First, a tale of two brothers, Manoj Kumar and Sumit Kamboj were named 2021 Share Farmers of the Year at the New Zealand Dairy Industry Awards. The two brothers are third generation farmers who grew up in a small village on a 12 hectare family farm, with 10 cows and a mix of other crops and animals – a far cry from the 460 cow farm they now work at in Eketāhuna. They migrated to New Zealand in 2010, and were employed as share milkers on a farm on the Mangaone River. Since then they have become well-respected members of the community. They were applauded for their efforts in supporting members of the community, including a Wellington chef who had lost his job during last year’s lockdowns, to retrain and enter the dairy industry. This is one of many success stories of those coming from India with their own unique set of values and history and bringing so much to New Zealand communities.
More recently, two Kiwi-Indians were recognised in the Queen’s Birthday Honour list earlier this month. India New Zealand Business Council Chair Sameer Handa and Sergeant Gurpreet Singh Arora of New Zealand Police were made Members of the New Zealand Order of Merit. Mr Handa was recognised for his services to business and New Zealand-India relations, and this year’s event is another example of his work in action. Sergeant Arora was recognised for his services to the New Zealand Police and to ethnic communities over the course of his 15-year long career. I’d like to acknowledge the incredible and positive impacts these two have made, and continue to make, on the community in New Zealand, and on our bilateral relations with India – and congratulate them.
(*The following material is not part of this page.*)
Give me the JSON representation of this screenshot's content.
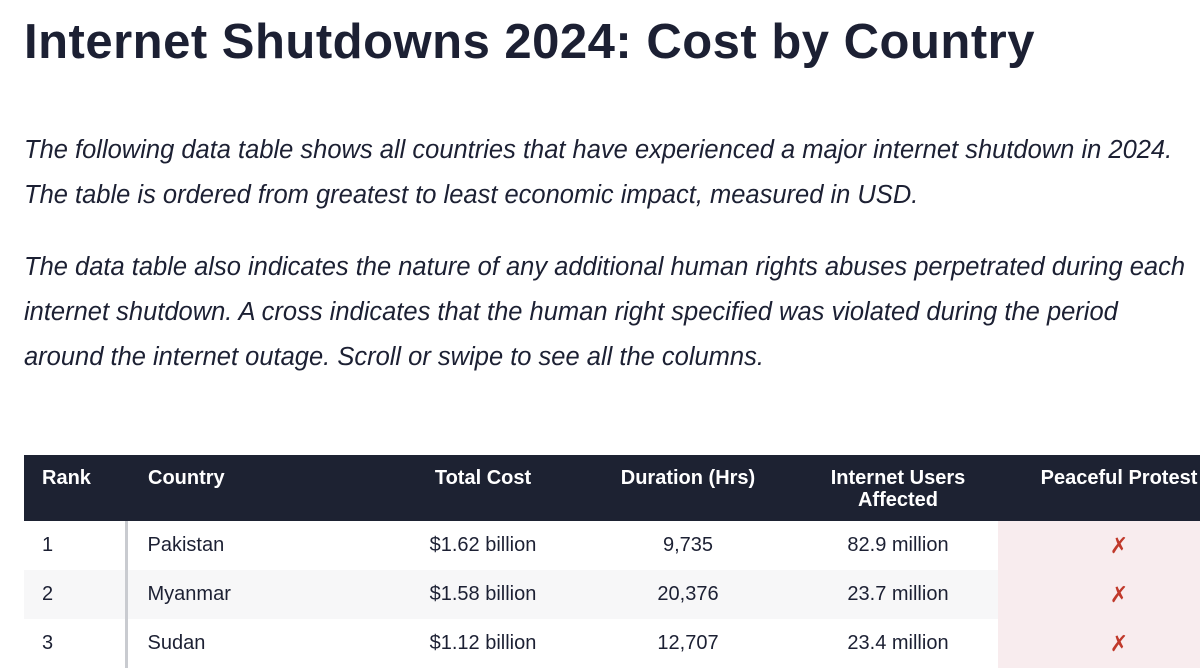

When we look at the world, there is no doubt there will be challenging times ahead. The pandemic has changed us in ways we could not predict, and in many ways that we cannot reverse. What we can do is continue to invest in people, in relationships, and in opportunity.
The relationship between India and New Zealand is full of promise. The examples I have mentioned highlight its depth and the impact of India and Kiwi-Indians on Aotearoa. But there is much more we can achieve together – and I know the Government is committed to doing this.
We have the benefit of an energetic Indian expat community in New Zealand, and I’m a strong believer in harnessing this energy to the advantage of the relationship between our two countries. At least in the medium term, this potential will not be realised by technocrats and trade agreements, but by allowing the full richness of our connections to flourish, from entrepreneurs and investors to scientists and sportspeople.
Nōreira, tēnā koutou, tēnā koutou, tēnā tātou katoa.